Oblomov, tıpkı Don Kişot ve Godot’yu Beklerken gibi, ünü yazarını aşmış yapıtlardandır. Oblomov sadece bir roman kahramanı değil, bir kavramdır. O, ataletin, aylaklığın, tembelliğin, üşengeçliğin, hayalciliğin, uykuculuğun cisimleşmiş halidir.
Yatağında hayal kurarak uyuklamaktan başka bir emeli olmayan Oblomov’un, önce taşınma derdiyle boğuşmak, sonra çiftliğini denetlemek zorunda kalmakla altüst olan dünyası, eşine az rastlanır bir mizahla anlatılır.
Her biri unutulmaz birer kahraman olan Zahar, Ştoltz ve Olga, Oblomov’u tek karakter etrafında örülen bir roman olmaktan çıkararak, bir dönem romanı kılar. Aristokrat yetiştirme tarzının kanatlarını yolduğu Oblomov’un yanı sıra, en az efendisi kadar tembel olan Zahar ile, tek meselesinin aristokrasi olmadığını ifade eder Gonçarov. Ştoltz ile “kapitalist işadamı” resmedilirken; akıllı, meraklı, ince ruhlu Olga ile modern Rus kadınının müjdesi veriliyor gibidir.

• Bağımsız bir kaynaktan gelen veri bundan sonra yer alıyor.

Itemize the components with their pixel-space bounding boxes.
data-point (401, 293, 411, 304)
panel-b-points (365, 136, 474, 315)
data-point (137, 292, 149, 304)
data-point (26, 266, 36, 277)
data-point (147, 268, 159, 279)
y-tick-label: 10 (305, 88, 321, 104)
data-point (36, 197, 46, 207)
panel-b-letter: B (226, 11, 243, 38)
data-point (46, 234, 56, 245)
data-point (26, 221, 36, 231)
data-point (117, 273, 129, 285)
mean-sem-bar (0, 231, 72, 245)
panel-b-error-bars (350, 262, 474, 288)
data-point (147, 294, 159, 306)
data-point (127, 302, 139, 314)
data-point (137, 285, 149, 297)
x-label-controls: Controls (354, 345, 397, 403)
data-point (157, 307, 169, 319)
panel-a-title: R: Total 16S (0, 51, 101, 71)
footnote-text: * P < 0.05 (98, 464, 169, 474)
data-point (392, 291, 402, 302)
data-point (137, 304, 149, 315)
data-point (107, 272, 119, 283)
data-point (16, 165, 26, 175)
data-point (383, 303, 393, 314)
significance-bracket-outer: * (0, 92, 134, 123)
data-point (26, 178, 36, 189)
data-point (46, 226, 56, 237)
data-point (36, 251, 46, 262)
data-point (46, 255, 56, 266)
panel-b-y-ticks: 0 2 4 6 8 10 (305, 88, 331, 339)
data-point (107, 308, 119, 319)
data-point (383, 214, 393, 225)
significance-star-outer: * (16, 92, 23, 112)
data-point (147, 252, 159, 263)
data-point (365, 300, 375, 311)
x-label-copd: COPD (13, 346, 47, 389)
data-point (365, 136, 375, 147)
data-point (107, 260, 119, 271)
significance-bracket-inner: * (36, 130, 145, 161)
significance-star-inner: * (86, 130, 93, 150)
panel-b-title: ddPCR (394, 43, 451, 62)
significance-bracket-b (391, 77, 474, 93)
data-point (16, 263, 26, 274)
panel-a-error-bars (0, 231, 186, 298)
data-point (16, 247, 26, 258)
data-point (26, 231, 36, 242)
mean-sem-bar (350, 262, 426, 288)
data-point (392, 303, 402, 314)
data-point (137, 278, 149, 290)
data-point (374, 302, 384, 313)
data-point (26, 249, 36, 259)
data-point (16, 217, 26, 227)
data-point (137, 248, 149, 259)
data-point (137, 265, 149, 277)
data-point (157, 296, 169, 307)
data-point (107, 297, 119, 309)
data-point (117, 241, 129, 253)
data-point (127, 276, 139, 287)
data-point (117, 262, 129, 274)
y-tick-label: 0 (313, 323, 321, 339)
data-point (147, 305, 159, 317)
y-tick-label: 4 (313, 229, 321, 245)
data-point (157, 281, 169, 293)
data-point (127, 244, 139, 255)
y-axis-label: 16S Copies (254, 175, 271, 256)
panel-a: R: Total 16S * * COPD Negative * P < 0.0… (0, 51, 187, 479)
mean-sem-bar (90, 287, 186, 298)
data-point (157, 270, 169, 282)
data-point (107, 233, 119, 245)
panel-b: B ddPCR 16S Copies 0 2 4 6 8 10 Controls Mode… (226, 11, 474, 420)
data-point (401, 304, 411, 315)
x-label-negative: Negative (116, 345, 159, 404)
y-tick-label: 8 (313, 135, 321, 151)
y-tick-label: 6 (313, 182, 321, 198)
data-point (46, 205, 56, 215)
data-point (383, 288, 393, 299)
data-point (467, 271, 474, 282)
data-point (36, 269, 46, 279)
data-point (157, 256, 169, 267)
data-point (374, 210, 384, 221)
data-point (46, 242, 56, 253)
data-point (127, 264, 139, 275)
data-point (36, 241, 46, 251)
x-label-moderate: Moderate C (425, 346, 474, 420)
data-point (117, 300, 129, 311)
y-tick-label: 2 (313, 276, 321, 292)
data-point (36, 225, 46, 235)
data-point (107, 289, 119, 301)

Oblomov, çok boyutlu, ince ayrıntı ve sembollerle, psikolojik analizlerle dolu destansı bir romandır, onu sadece toprak aristokrasisinin tembelliğini, asalaklığını anlatan bir kitap olarak görmek eseri eksik anlamak olur. Bu büyük eser, Rus insanının ulusal mizacını, genlerine işlemiş özelliklerini gün ışığına çıkarmakta, Rus toprağından evrenselliğe uzanmaktadır...
“Oblomov, muazzam bir şey! Çoktan beri böylesi görülmedi... Oblomov’un yakaladığı başarı tesadüfi, gelip geçici cinsten değil, sağlam, esaslı, kalıcı bir başarıdır.” Lev Tolstoy
“Dünyada tek bir Rus kaldığı sürece Oblomov hatırlanacaktır.”